CONSIDERATO IN DIRITTO
Il ricorso è infondato, atteso che il Tribunale della valutazione cautelare ha correttamente operato la valutazione di attualità e concretezza delle esigenze cautelari di cui alla lett. c) dell’art. 274 cod. proc. pen., oltre quella in tema scelta della misura detentiva, facendo leva, più che su dati etnico-antropologici,
sull’analisi delle modalità .del fatto, indicative di una attitudine non occasionale al delitto di settore, non contenibile con presidio diverso da quello detentivo.
Il giudizio cautelare di merito ha, come già sopra riferito, inteso valorizzare elementi di fatto, enucleabili dalla stessa valutazione di gravità indiziaria, che inducono a prevedere che nel prossimo futuro il ricorrente, se non ristretto dalla coercizione, possa ripetere quelle condotte (determinate anche dall’indigenza) nelle quali ha palesato una certa dimestichezza.

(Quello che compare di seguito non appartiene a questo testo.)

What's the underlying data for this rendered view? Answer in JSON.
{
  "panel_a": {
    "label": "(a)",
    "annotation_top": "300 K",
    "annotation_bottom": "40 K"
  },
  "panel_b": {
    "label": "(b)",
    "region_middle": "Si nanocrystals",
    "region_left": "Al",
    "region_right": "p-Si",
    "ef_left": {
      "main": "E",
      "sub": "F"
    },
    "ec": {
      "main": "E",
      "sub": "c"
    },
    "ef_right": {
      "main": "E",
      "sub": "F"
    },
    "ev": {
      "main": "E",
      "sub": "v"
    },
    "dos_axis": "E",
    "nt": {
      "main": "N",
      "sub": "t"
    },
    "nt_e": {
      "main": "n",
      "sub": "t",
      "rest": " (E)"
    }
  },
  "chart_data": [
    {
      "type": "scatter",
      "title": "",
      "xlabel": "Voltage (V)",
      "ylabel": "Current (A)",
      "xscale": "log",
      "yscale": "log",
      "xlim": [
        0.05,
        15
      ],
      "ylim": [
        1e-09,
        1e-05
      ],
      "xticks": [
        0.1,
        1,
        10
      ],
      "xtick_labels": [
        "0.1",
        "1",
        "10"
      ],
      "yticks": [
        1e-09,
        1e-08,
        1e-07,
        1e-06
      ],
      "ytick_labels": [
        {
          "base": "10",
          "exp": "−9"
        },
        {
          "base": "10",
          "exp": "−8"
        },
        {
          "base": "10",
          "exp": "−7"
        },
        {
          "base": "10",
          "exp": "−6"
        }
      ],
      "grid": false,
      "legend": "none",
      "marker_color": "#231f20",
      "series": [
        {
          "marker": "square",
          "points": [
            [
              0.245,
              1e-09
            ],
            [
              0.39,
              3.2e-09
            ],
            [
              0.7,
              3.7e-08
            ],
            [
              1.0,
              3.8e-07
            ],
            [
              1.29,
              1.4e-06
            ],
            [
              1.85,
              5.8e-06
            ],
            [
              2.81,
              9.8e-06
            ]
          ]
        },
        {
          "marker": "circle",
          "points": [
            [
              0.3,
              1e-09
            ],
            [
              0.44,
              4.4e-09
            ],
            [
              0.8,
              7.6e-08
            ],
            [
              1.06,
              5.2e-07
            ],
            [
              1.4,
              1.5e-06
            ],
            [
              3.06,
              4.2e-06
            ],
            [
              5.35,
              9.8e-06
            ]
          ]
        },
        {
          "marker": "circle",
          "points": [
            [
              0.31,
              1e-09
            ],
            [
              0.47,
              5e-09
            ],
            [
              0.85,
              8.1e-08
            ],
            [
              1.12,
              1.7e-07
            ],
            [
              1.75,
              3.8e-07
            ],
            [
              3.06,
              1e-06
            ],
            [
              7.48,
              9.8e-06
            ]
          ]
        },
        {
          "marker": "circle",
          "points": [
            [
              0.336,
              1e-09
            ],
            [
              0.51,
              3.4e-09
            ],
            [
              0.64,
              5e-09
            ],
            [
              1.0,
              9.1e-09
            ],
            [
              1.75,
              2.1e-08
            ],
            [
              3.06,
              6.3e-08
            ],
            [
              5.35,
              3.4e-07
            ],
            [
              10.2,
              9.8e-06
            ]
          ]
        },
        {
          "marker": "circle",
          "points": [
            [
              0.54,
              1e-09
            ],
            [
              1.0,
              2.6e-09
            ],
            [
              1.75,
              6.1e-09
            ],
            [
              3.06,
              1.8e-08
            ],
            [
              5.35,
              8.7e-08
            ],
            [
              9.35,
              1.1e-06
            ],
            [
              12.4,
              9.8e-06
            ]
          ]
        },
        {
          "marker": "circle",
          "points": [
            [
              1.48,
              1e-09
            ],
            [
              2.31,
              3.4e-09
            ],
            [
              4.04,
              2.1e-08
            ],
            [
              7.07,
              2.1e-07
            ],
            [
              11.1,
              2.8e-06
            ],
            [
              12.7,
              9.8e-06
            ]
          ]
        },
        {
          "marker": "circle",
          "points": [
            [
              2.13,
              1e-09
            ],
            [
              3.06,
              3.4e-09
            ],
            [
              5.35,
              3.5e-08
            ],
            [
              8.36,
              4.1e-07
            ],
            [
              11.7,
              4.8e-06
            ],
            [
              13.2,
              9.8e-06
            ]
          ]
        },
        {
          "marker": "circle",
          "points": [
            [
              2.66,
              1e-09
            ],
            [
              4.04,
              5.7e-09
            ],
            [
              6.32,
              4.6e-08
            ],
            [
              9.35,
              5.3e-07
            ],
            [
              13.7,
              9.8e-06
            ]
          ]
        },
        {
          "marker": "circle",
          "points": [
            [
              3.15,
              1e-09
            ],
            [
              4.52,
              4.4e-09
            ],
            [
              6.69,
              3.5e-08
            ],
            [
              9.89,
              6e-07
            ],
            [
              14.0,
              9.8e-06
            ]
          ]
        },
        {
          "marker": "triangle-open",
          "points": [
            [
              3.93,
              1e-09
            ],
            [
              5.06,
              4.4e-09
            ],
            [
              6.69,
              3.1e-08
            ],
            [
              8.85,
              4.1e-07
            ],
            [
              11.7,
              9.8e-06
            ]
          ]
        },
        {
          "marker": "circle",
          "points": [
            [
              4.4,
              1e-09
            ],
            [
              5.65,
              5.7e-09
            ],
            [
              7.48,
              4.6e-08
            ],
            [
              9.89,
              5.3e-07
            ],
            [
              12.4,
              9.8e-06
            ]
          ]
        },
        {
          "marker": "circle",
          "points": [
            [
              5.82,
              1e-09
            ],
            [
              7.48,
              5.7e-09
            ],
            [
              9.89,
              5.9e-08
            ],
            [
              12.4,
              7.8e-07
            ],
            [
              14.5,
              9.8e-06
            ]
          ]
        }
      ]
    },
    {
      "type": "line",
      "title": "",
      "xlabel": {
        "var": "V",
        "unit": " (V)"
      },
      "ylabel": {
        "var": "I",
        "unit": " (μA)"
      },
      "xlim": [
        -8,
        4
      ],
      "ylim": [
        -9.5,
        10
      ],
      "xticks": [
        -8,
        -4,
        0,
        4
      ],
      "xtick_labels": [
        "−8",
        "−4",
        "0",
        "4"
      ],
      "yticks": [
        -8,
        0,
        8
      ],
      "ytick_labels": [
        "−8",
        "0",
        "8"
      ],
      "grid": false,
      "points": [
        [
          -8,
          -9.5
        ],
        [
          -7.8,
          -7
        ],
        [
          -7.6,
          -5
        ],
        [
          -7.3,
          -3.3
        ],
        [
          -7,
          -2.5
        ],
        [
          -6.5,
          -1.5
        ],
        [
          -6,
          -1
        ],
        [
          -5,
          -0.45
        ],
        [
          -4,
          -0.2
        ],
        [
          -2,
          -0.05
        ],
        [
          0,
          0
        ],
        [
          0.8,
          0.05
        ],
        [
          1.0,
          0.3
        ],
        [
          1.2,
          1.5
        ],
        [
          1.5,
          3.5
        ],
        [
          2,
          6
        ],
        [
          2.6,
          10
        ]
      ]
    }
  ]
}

I successivi sviluppi procedimenti (v. atti trasmessi dall’autorità procedente il 5 febbraio u.s.) hanno confermato, in uno alla prognosi recidivante, la inadeguatezza del presidio cautelare autocustodiale inizialmente eletto dal G.i.p.. A seguito di condotte manifestamente intemperanti ed insofferenti alle prescrizioni della giurisdizione la misura è stata sostituita con quella della custodia in carcere, ai sensi degli artt. 276, comma 1 ter, 299 cod. proc. pen..
2.1. La prospettata possibilità di definizione del procedimento con applicazione della pena su richiesta delle parti non è ancora stata vagliata dal G.i.p.; non è pertanto ostativa al mantenimento del presidio detentivo.
Al rigetto del ricorso consegue, ai sensi dell’art. 618 cod. proc. pen. la condanna del ricorrente al pagamento delle spese processuali.
3.1. Ai sensi del comma 1-ter dell’art. 94 disp. att. cod. proc. pen., il direttore dell’istituto di detenzione è onerato di dare comunicazione al detenuto del contenuto del presente provvedimento.
P.Q.M.
Rigetta il ricorso e condanna il ricorrente al pagamento delle spese processuali. Manda alla cancelleria per gli adempimenti di cui all’art. 94, comma 1-ter, disp. att. cod. proc. pen.
Così deciso in Roma, nella camera di consiglio del 6 febbraio 2024.